Der Jesuit empfiehlt Neu-Christen daher, wenn es sich ergibt, mit ihren Mitmenschen statt über Dogmen lieber über grundlegende Hoffnungen zu sprechen. Gerade Menschen mit Brüchen im Lebenslauf, bei denen eine Ehe zerbrochen ist oder der Arbeitsplatz verloren ging, könnten den Wunsch nach einem übergeordneten Sinn, nach spiritueller Beheimatung durchaus nachvollziehen. Wenn die Fronten jedoch verhärtet sind, sollte man sich im Bekanntenkreis, so Korditschke, lieber auf die Formel „we agree to disagree“ verständigen, „wir sind uns einig, uneinig zu sein“, und Diskussionen eher aus dem Weg gehen.
Seinen Eltern blieb er ein liebender Sohn
Kommen die Vorbehalte dagegen vom eigenen Partner, bietet der Pater gemeinsame Gespräche an.
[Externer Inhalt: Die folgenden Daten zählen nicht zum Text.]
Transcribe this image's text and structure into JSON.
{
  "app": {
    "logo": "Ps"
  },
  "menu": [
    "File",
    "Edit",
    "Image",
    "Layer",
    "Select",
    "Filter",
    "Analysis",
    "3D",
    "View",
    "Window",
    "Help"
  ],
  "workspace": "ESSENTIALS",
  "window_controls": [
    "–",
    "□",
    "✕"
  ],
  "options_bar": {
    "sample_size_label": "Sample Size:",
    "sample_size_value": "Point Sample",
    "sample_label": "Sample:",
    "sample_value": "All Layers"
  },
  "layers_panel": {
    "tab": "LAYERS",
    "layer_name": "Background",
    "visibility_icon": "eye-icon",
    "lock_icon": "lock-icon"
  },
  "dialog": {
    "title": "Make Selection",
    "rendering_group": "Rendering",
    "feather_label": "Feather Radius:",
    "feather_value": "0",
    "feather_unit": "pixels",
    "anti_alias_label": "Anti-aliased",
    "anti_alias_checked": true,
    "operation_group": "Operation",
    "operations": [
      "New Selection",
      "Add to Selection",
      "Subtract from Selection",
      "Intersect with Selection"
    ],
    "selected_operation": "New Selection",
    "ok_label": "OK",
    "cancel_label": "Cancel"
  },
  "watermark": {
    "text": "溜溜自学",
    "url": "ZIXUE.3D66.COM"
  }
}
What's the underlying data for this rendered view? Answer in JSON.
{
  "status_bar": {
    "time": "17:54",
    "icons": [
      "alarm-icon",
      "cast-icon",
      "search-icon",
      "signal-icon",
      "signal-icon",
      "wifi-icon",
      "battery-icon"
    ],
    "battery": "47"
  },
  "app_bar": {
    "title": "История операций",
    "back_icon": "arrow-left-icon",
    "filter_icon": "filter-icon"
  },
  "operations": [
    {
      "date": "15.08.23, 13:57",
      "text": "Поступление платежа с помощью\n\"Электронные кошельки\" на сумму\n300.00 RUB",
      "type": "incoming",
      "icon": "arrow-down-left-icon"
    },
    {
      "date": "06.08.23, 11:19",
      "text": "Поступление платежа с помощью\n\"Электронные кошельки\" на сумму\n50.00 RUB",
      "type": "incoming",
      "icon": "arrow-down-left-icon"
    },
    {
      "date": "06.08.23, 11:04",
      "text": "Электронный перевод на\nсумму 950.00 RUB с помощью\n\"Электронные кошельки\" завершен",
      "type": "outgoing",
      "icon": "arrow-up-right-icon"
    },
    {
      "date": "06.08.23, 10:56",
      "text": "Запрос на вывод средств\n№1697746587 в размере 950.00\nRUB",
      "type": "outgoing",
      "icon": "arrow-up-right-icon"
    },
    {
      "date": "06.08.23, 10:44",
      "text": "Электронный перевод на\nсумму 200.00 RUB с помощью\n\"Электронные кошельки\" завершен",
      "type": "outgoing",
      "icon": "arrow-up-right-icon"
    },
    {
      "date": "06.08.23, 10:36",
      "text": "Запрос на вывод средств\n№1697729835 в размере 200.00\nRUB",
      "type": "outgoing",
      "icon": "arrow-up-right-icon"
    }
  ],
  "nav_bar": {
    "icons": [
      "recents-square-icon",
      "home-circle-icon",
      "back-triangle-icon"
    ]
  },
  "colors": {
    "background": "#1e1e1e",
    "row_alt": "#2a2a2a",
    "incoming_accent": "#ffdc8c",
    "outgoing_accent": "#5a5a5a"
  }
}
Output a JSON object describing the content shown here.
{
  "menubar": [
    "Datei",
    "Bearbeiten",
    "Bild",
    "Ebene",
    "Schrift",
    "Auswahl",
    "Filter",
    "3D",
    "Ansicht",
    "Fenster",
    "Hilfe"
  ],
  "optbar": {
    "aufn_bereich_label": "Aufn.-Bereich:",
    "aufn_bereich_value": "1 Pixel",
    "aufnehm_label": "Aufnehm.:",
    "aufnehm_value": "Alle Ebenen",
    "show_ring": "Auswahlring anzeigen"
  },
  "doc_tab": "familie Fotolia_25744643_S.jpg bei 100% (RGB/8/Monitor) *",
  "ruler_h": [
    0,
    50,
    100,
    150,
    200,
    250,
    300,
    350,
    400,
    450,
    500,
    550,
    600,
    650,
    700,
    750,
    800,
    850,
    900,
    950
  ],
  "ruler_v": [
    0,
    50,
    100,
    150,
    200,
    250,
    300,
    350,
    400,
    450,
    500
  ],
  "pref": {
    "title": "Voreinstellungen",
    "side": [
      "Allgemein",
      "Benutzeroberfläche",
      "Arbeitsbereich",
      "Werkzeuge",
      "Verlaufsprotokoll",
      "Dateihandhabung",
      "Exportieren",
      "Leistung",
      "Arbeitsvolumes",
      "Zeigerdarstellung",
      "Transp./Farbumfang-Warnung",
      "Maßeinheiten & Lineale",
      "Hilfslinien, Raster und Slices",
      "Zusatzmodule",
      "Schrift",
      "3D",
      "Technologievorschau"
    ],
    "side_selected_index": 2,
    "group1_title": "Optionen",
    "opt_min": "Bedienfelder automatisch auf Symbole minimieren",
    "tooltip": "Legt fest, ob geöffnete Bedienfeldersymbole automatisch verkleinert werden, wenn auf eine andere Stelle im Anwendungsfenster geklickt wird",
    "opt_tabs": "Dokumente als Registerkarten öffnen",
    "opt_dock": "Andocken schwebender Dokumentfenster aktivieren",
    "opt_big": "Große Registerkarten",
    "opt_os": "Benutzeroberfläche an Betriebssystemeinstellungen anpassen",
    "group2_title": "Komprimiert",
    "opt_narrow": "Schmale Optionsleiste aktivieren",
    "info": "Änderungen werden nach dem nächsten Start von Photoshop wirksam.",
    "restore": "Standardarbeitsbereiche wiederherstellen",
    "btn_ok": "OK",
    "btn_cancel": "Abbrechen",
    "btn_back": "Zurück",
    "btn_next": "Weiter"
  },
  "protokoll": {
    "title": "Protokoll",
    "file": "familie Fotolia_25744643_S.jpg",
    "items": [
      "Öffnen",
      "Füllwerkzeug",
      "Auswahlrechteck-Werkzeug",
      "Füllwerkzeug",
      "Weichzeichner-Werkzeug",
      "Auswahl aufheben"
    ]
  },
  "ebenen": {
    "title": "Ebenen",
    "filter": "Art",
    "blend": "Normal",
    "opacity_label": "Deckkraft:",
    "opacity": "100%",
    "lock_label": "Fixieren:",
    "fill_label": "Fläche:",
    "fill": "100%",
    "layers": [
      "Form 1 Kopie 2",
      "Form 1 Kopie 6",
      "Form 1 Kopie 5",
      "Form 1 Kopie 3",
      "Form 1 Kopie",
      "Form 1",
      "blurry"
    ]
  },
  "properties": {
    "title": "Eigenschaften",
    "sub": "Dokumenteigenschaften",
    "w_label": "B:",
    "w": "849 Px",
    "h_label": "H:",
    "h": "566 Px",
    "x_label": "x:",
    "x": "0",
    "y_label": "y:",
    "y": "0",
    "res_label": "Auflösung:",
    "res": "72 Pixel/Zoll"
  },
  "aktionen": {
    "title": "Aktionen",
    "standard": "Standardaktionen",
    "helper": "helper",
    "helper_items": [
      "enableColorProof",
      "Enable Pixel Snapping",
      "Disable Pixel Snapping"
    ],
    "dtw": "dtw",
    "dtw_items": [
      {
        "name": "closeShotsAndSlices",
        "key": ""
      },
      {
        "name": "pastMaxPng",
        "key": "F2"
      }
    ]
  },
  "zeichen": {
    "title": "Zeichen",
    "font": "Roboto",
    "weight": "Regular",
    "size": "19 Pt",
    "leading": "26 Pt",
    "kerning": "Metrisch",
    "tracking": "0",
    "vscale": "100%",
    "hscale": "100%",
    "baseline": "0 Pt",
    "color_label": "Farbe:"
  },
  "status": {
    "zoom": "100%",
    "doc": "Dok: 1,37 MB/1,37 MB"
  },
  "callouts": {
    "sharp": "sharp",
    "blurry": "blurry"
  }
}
Denn „eine einseitige Religiosität kann in Partnerschaften zu Belastungen führen. Etwa bei der Wochenendgestaltung oder der Kindeserziehung“, hat er beobachtet.
Wie fruchtbar Begegnungen sein können, weiß der Priester aus eigener Erfahrung. Als sich Korditschke entschloss, Theologie zu studieren, hat er seine Mutter ins Priesterseminar eingeladen und später auch anderen Ordensleuten vorgestellt. Dabei hätten sich oft gute, ganz zwanglose Gespräche ergeben.
Und noch etwas scheint bei der Akzeptanz von Christen in einem nichtgläubigen Umfeld wichtig: der Faktor Zeit. Als Jan Korditschke damals als Elfjähriger zum Pfarrer gegangen ist und ihn fragte, ob er nicht katholisch werden könnte, teilte dieser ihm mit, dass er für eine solche Entscheidung noch nicht alt genug sei. Der Junge sollte bis zur Konfirmation warten und zunächst einmal seine Herkunftskirche etwas genauer kennenlernen, entschied der Geistliche.
Auch wenn er damals enttäuscht war, so weiß Korditschke heute, wie weise und wichtig die Herangehensweise des Pfarrers war: „Er hat Druck aus der Situation rausgenommen.“ Und seinen Eltern im Gespräch signalisiert, dass die Kirche keinesfalls daran interessiert sei, „das Kind gleich einzukassieren“.
Zudem hat Korditschke seiner Familie durch sein Verhalten deutlich gemacht, dass sich durch seinen Glauben nichts an ihrem Verhältnis ändert. „Ich bin meinen Eltern weiter ihr liebender Sohn geblieben.“ Das veränderte mit der Zeit auch den Blick der Mutter. Als ihr Sohn Kaplan wurde, hat sie ihm eine Osterkerze angefertigt. „Aber das war schon ein längerer Prozess“, sagt Korditschke und lächelt. „Zwanzig Jahre hat das gedauert“.